Around my neck hangs a rosary of wooden beads given to me by my friend Andrés the night of his departure for Mexico last November. “Ni modo, Jason,” I remember him telling me just minutes before their truck pulled away from our parking lot one last time. “Ni modo:” roughly, “No way.” It was a phrase often repeated between us. The friendship I have enjoyed with Andrés has left me with an acute awareness of the disjunction between the personal realities of friendship and family and the legislation that often works against such realities. In our friendship we feel the tension between the deep reality of a friendship forged across cultural boundaries and the borders that temporarily impose physical distance between us.
Like many others, Andrés had come to the United States in 2008 looking for work to support his family back home in Mexico. Shortly after his arrival, a horrific accident ended in the amputation of both of his legs at the thigh. Few would have found any hope in such a situation. “Ni modo,” one might say.

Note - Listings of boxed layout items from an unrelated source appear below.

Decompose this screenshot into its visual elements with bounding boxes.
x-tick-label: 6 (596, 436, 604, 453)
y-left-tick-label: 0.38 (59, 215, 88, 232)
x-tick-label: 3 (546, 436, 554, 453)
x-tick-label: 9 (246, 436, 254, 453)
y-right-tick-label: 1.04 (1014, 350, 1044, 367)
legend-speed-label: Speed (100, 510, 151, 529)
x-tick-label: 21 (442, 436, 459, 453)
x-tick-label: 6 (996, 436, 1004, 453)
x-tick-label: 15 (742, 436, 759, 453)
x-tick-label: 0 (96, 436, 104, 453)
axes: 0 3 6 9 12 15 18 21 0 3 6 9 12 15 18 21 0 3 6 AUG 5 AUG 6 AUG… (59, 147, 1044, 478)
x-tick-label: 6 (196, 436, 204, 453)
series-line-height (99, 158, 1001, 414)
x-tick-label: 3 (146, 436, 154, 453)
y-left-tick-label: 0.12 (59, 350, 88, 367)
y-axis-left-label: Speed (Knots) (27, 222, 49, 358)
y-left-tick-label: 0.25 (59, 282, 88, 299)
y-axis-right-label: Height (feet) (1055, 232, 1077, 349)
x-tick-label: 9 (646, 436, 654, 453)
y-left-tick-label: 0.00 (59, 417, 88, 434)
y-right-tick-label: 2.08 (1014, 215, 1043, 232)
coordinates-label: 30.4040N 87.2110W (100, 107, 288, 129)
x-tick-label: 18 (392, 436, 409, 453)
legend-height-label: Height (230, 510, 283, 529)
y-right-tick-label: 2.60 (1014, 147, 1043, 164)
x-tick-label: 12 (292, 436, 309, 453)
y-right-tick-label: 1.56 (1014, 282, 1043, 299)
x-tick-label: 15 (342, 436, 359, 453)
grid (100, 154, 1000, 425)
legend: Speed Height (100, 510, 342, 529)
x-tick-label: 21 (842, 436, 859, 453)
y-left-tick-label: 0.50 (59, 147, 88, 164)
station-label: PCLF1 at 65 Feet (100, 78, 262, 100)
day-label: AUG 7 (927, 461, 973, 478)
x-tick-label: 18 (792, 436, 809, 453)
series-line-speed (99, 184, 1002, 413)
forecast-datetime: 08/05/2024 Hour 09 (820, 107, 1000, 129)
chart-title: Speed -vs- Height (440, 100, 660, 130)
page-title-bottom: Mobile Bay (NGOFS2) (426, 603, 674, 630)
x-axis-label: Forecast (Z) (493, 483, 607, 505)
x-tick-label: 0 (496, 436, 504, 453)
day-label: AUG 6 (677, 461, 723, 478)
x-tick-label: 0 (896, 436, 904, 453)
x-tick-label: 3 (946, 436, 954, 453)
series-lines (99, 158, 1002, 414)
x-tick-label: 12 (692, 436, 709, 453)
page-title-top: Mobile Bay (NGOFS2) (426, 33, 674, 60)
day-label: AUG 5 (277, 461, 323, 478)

But God makes a way where others find none. Andrés lived in a neighborhood where several Christians had begun a Hispanic church plant to reach out to the immigrants in their community. Some began to visit Andrés and help him to get to the different appointments he needed for his legs. In time he began attending the Hispanic church services and came to know the reality of Christ’s redemptive power.
I still remember the night I received a call from one of my friends telling me of a Hispanic man in his neighborhood who I might consider taking to his wheelchair basketball games or prosthetic appointments. I had been looking for opportunities to get to know some of the people in the neighborhood and agreed to meet Andrés and take him to his basketball practice. We began teaching each other, bit by bit, to speak each others’ native language.
It began as a very different friendship than any I had known before. For one, the immediate circumstances of our friendship were need-based, although it very quickly grew deeper than this. In one sense, I was able to give something to Andrés and his family that they weren’t able to provide for themselves, especially transportation and knowledge of English. Still, the friendship was anything but one-sided. They gave generously in food and friendship and were always willing to host me at their place. I found in their friendship hospitality of such generosity and openness as I had never really known. I still recall one of their family members telling me less than a month after meeting them all that I was family to them.
A year and a half later, Andrés has prosthetic legs with which he is learning to walk with the support of crutches. Although it was very difficult for him to leave many of the friendships he has made here in the United States, we both know that it is best for him to be with his family in Mexico. We are both painfully aware of the senses in which there is no way, “Ni modo.” He remains unable to see many of his friends from the Chicago area. Still, one might say, the ways of God are not the ways of man. The superficial boundaries of national borderlines have attuned me to deeper bonds that can form across them and despite them. The wooden cross of the rosary still hangs around my neck to remind me of this: “For he himself is our peace, who has made us both one and has broken down in his flesh the dividing wall of hostility.” This is all towards the hope “that he might create in himself one new man in place of the two, so making peace, and might reconcile us both to God in one body through the cross, thereby killing the hostility” (Eph. 2:13-16). This is the coming hope for which we yearn.
Jason Ahlenius is a recent graduate of Wheaton College in Illinois. Upon graduation, he moved into the neighborhood where Andrés lived, where he continues to befriend and receive the hospitality of some of Andrés’ relatives. He is currently studying to be an English as a Second Language teacher.